Samuel would do the same thing people had always done when they sought leaders. Look for the people who looked like leaders or acted like leaders. Sometimes that works. But sometimes it doesn’t, and if we listen to what God said to Samuel, we learn that whether or not it works has little to do with those outward appearances and qualifications.

You’d think Samuel – the child born to a woman whose many years of barrenness were ended with her prayer to the Lord – would remember this. But he doesn’t.

We should, though. We should remember that when God chooses to act, a lot of times he chooses to do so in a way that makes no sense to any of us. Sure, he might do the expected, but whether he moves the way we anticipate or something else entirely seems to have very little to do with whether or not what he wants done gets done.

Rather than remake the world with a word once his creation has damaged it, he chooses to allow the men and women he has made a second chance. Rather than blasting his enemies out of existence with a look, he chooses to allow them a shot at redemption.

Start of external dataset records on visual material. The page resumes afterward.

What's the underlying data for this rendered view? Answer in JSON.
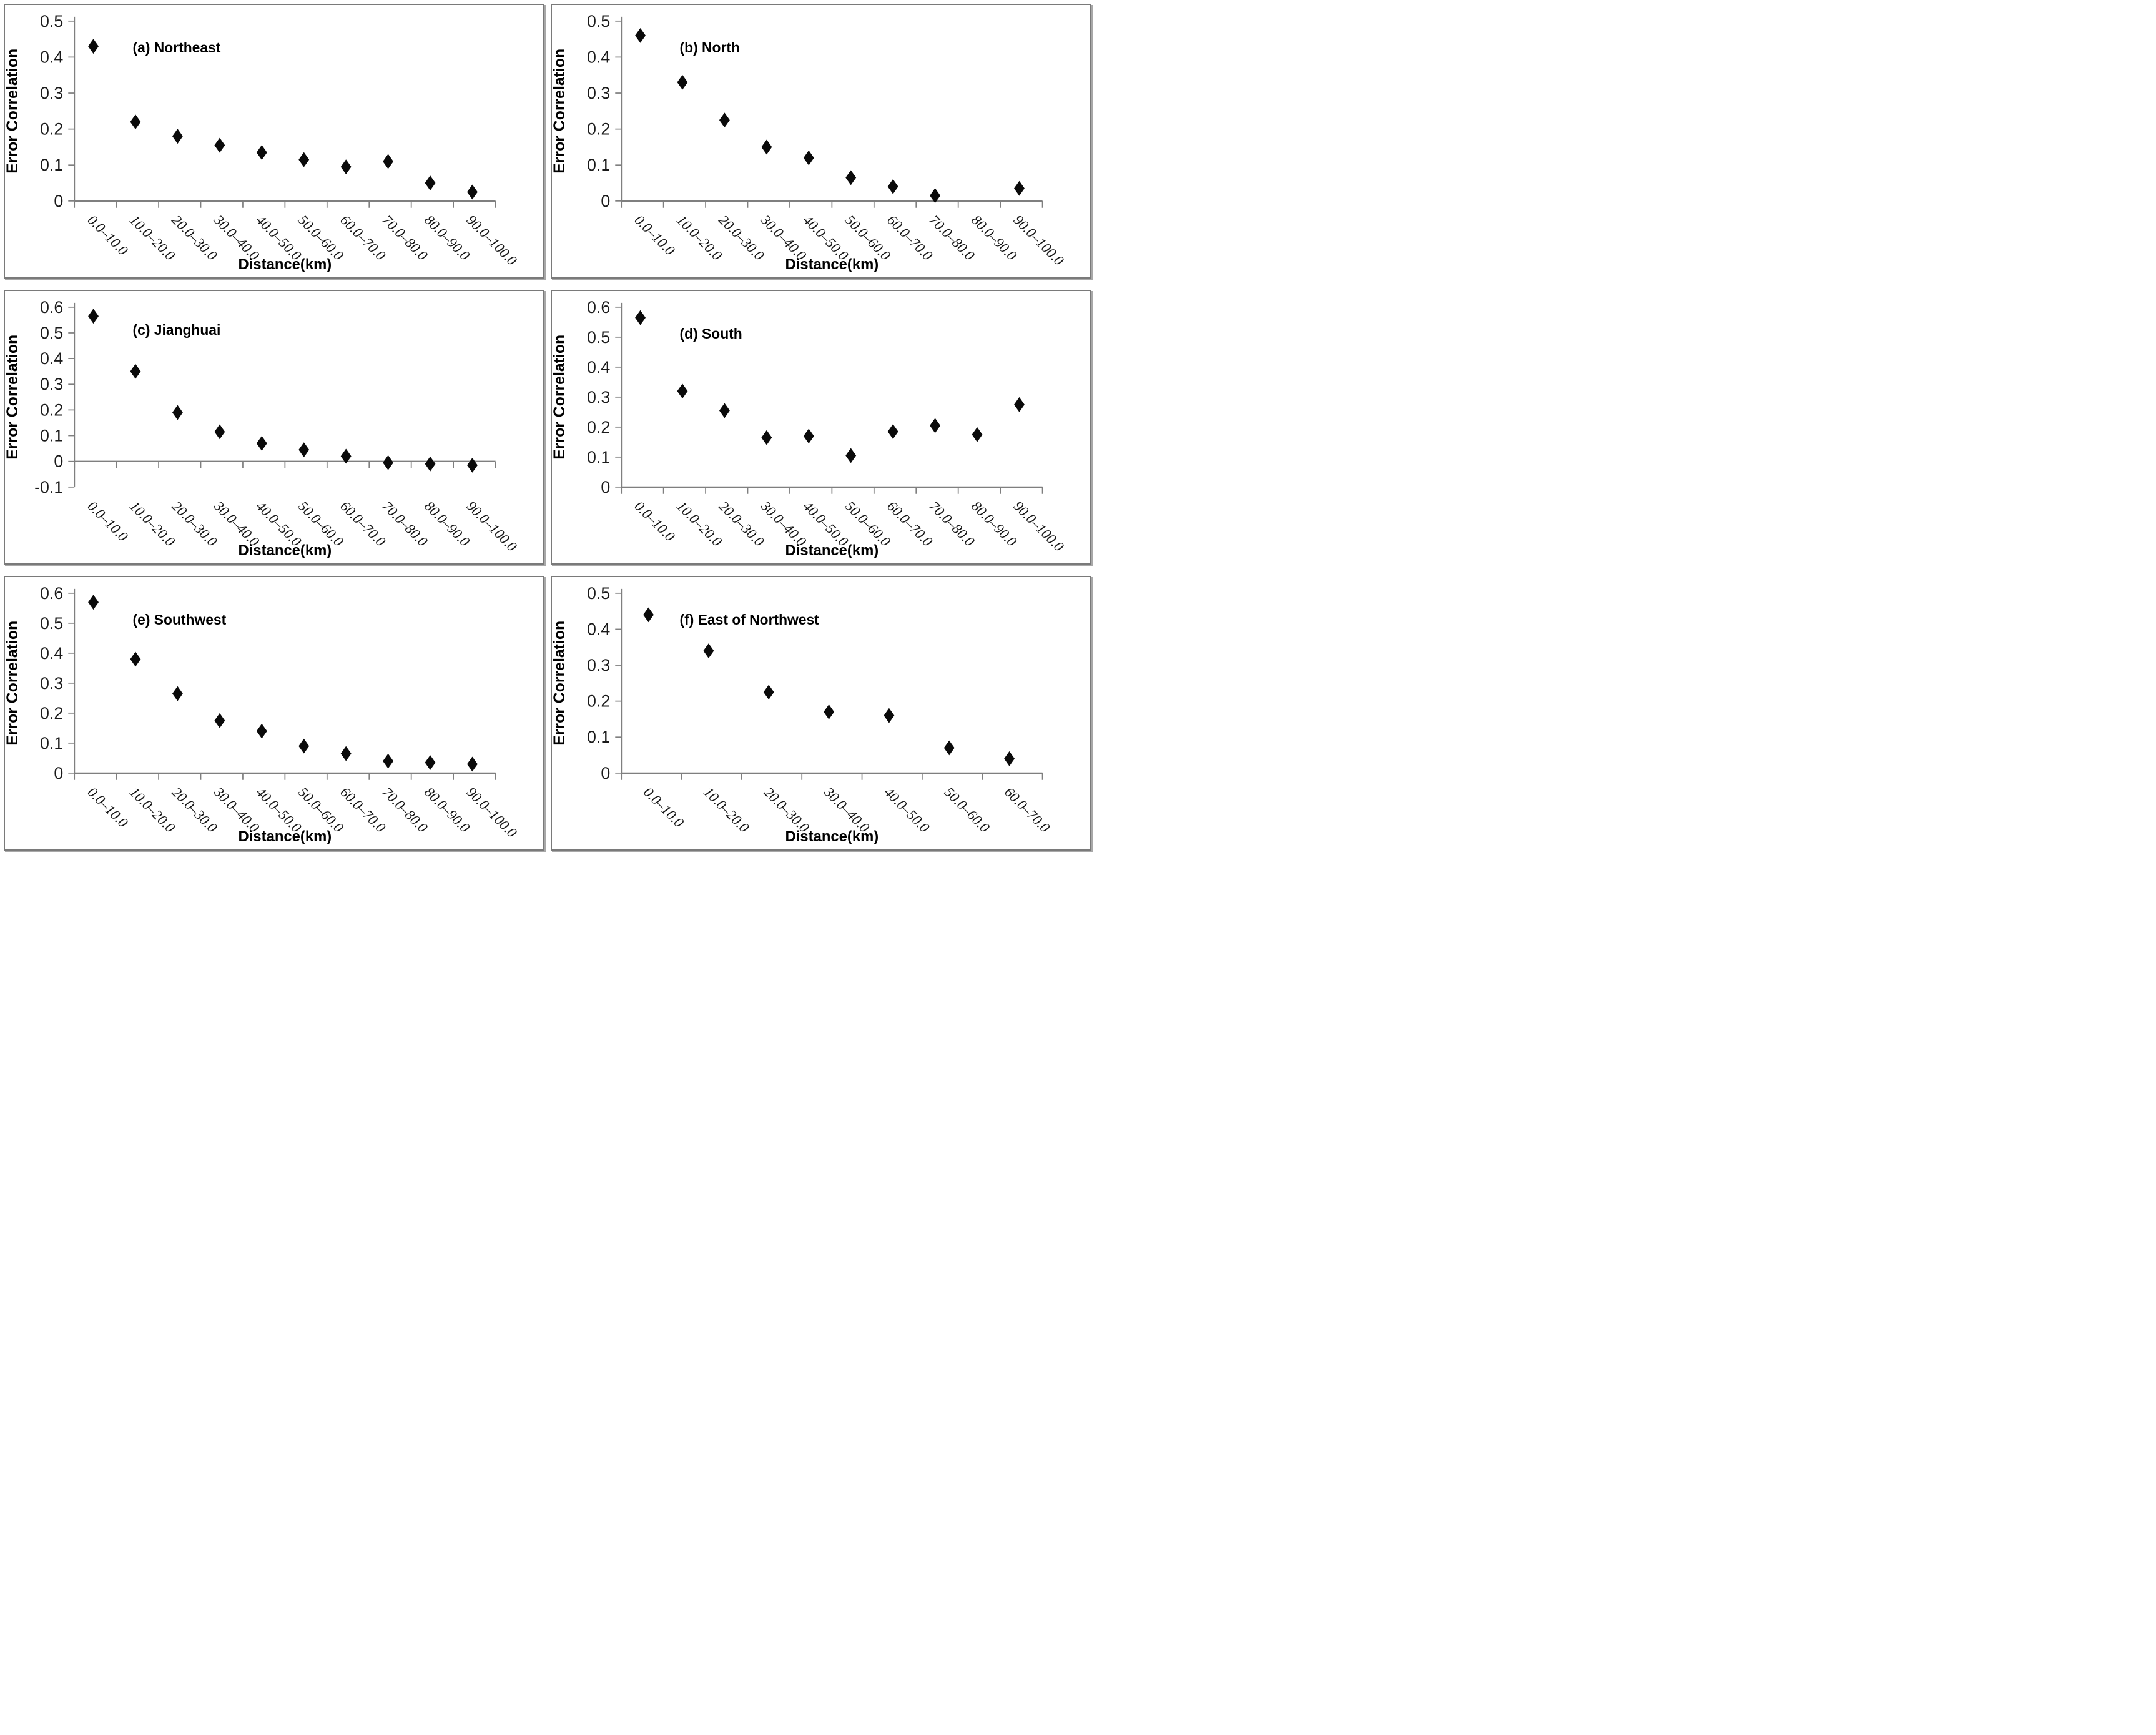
{
  "figure": {
    "background": "#ffffff",
    "panel_border_color": "#7a7a7a",
    "axis_color": "#7f7f7f",
    "marker_color": "#0a0a0a",
    "text_color": "#1a1a1a",
    "ylabel": "Error Correlation",
    "xlabel": "Distance(km)"
  },
  "chart_data": [
    {
      "type": "scatter",
      "panel_label": "(a) Northeast",
      "xlabel": "Distance(km)",
      "ylabel": "Error Correlation",
      "ylim": [
        0,
        0.5
      ],
      "ytick_step": 0.1,
      "marker": "diamond",
      "grid": false,
      "legend": "none",
      "categories": [
        "0.0–10.0",
        "10.0–20.0",
        "20.0–30.0",
        "30.0–40.0",
        "40.0–50.0",
        "50.0–60.0",
        "60.0–70.0",
        "70.0–80.0",
        "80.0–90.0",
        "90.0–100.0"
      ],
      "values": [
        0.43,
        0.22,
        0.18,
        0.155,
        0.135,
        0.115,
        0.095,
        0.11,
        0.05,
        0.025
      ]
    },
    {
      "type": "scatter",
      "panel_label": "(b) North",
      "xlabel": "Distance(km)",
      "ylabel": "Error Correlation",
      "ylim": [
        0,
        0.5
      ],
      "ytick_step": 0.1,
      "marker": "diamond",
      "grid": false,
      "legend": "none",
      "categories": [
        "0.0–10.0",
        "10.0–20.0",
        "20.0–30.0",
        "30.0–40.0",
        "40.0–50.0",
        "50.0–60.0",
        "60.0–70.0",
        "70.0–80.0",
        "80.0–90.0",
        "90.0–100.0"
      ],
      "values": [
        0.46,
        0.33,
        0.225,
        0.15,
        0.12,
        0.065,
        0.04,
        0.015,
        null,
        0.035
      ]
    },
    {
      "type": "scatter",
      "panel_label": "(c) Jianghuai",
      "xlabel": "Distance(km)",
      "ylabel": "Error Correlation",
      "ylim": [
        -0.1,
        0.6
      ],
      "ytick_step": 0.1,
      "marker": "diamond",
      "grid": false,
      "legend": "none",
      "categories": [
        "0.0–10.0",
        "10.0–20.0",
        "20.0–30.0",
        "30.0–40.0",
        "40.0–50.0",
        "50.0–60.0",
        "60.0–70.0",
        "70.0–80.0",
        "80.0–90.0",
        "90.0–100.0"
      ],
      "values": [
        0.565,
        0.35,
        0.19,
        0.115,
        0.07,
        0.045,
        0.02,
        -0.005,
        -0.01,
        -0.015
      ]
    },
    {
      "type": "scatter",
      "panel_label": "(d) South",
      "xlabel": "Distance(km)",
      "ylabel": "Error Correlation",
      "ylim": [
        0,
        0.6
      ],
      "ytick_step": 0.1,
      "marker": "diamond",
      "grid": false,
      "legend": "none",
      "categories": [
        "0.0–10.0",
        "10.0–20.0",
        "20.0–30.0",
        "30.0–40.0",
        "40.0–50.0",
        "50.0–60.0",
        "60.0–70.0",
        "70.0–80.0",
        "80.0–90.0",
        "90.0–100.0"
      ],
      "values": [
        0.565,
        0.32,
        0.255,
        0.165,
        0.17,
        0.105,
        0.185,
        0.205,
        0.175,
        0.275
      ]
    },
    {
      "type": "scatter",
      "panel_label": "(e) Southwest",
      "xlabel": "Distance(km)",
      "ylabel": "Error Correlation",
      "ylim": [
        0,
        0.6
      ],
      "ytick_step": 0.1,
      "marker": "diamond",
      "grid": false,
      "legend": "none",
      "categories": [
        "0.0–10.0",
        "10.0–20.0",
        "20.0–30.0",
        "30.0–40.0",
        "40.0–50.0",
        "50.0–60.0",
        "60.0–70.0",
        "70.0–80.0",
        "80.0–90.0",
        "90.0–100.0"
      ],
      "values": [
        0.57,
        0.38,
        0.265,
        0.175,
        0.14,
        0.09,
        0.065,
        0.04,
        0.035,
        0.03
      ]
    },
    {
      "type": "scatter",
      "panel_label": "(f) East of Northwest",
      "xlabel": "Distance(km)",
      "ylabel": "Error Correlation",
      "ylim": [
        0,
        0.5
      ],
      "ytick_step": 0.1,
      "marker": "diamond",
      "grid": false,
      "legend": "none",
      "categories": [
        "0.0–10.0",
        "10.0–20.0",
        "20.0–30.0",
        "30.0–40.0",
        "40.0–50.0",
        "50.0–60.0",
        "60.0–70.0"
      ],
      "values": [
        0.44,
        0.34,
        0.225,
        0.17,
        0.16,
        0.07,
        0.04
      ]
    }
  ]
}
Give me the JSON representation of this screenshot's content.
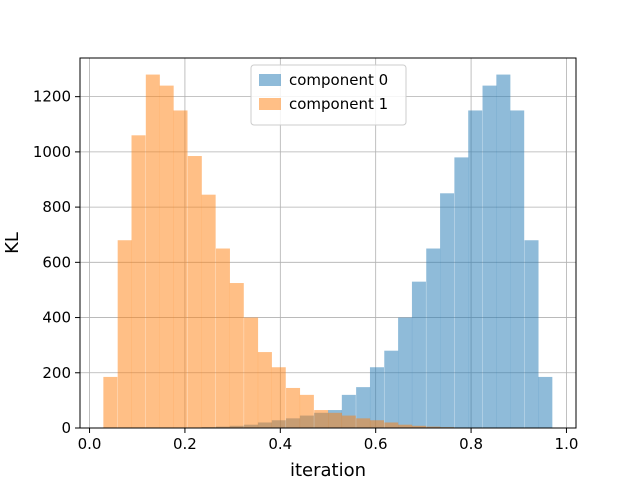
{
  "chart_data": {
    "type": "bar",
    "subtype": "overlapping histogram",
    "xlabel": "iteration",
    "ylabel": "KL",
    "xlim": [
      -0.02,
      1.02
    ],
    "ylim": [
      0,
      1340
    ],
    "xticks": [
      "0.0",
      "0.2",
      "0.4",
      "0.6",
      "0.8",
      "1.0"
    ],
    "yticks": [
      "0",
      "200",
      "400",
      "600",
      "800",
      "1000",
      "1200"
    ],
    "grid": true,
    "legend_position": "upper center",
    "bin_width": 0.0294,
    "series": [
      {
        "name": "component 0",
        "color": "#1f77b4",
        "alpha": 0.5,
        "bin_starts": [
          0.206,
          0.235,
          0.265,
          0.294,
          0.324,
          0.353,
          0.382,
          0.412,
          0.441,
          0.471,
          0.5,
          0.529,
          0.559,
          0.588,
          0.618,
          0.647,
          0.676,
          0.706,
          0.735,
          0.765,
          0.794,
          0.824,
          0.853,
          0.882,
          0.912,
          0.941
        ],
        "counts": [
          1,
          3,
          5,
          8,
          12,
          20,
          28,
          35,
          45,
          55,
          65,
          120,
          148,
          220,
          280,
          400,
          530,
          650,
          850,
          980,
          1150,
          1240,
          1280,
          1150,
          680,
          185
        ]
      },
      {
        "name": "component 1",
        "color": "#ff7f0e",
        "alpha": 0.5,
        "bin_starts": [
          0.029,
          0.059,
          0.088,
          0.118,
          0.147,
          0.176,
          0.206,
          0.235,
          0.265,
          0.294,
          0.324,
          0.353,
          0.382,
          0.412,
          0.441,
          0.471,
          0.5,
          0.529,
          0.559,
          0.588,
          0.618,
          0.647,
          0.676,
          0.706,
          0.735,
          0.765
        ],
        "counts": [
          185,
          680,
          1060,
          1280,
          1240,
          1150,
          985,
          845,
          650,
          525,
          400,
          275,
          220,
          145,
          120,
          65,
          55,
          45,
          35,
          28,
          20,
          12,
          8,
          5,
          3,
          1
        ]
      }
    ]
  }
}
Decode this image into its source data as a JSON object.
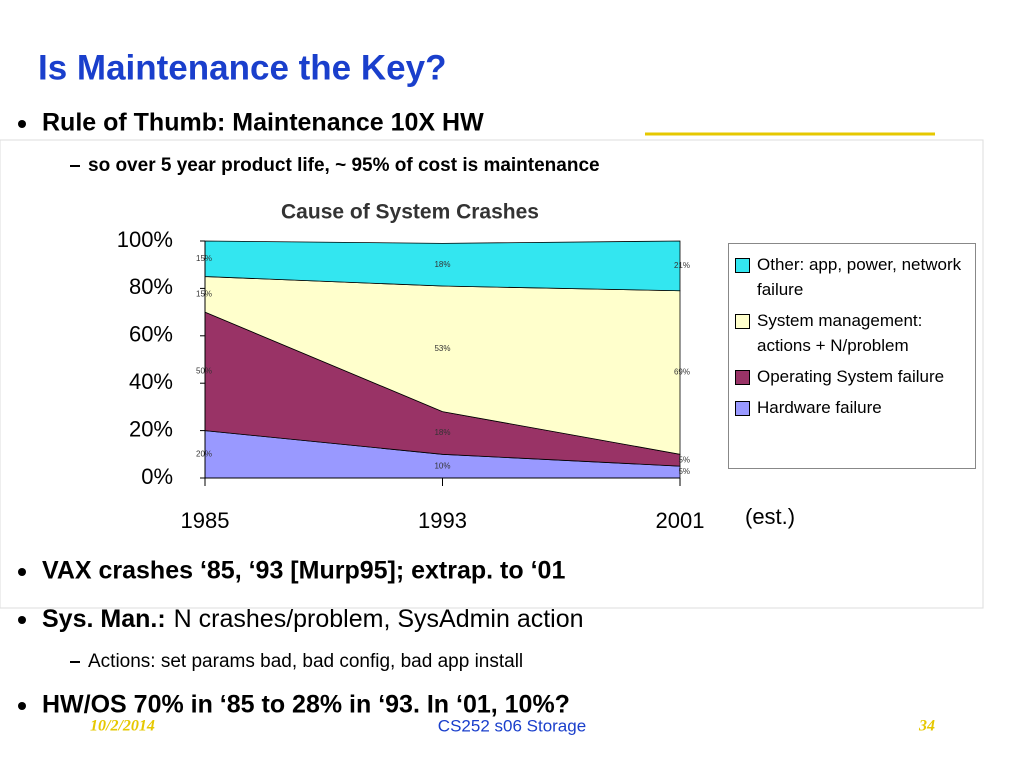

When he makes his move to begin his work of redemption, he chooses a little nobody from nowheresville, the teenager Mary, makes her pregnant before she’s married and then let her and her husband try to bring up the boy that’ll turn into a man who’ll save the world.

And rather than go with the rich and powerful, the swift and strong, the eloquent and learned to bring his message around this world, he picks…us.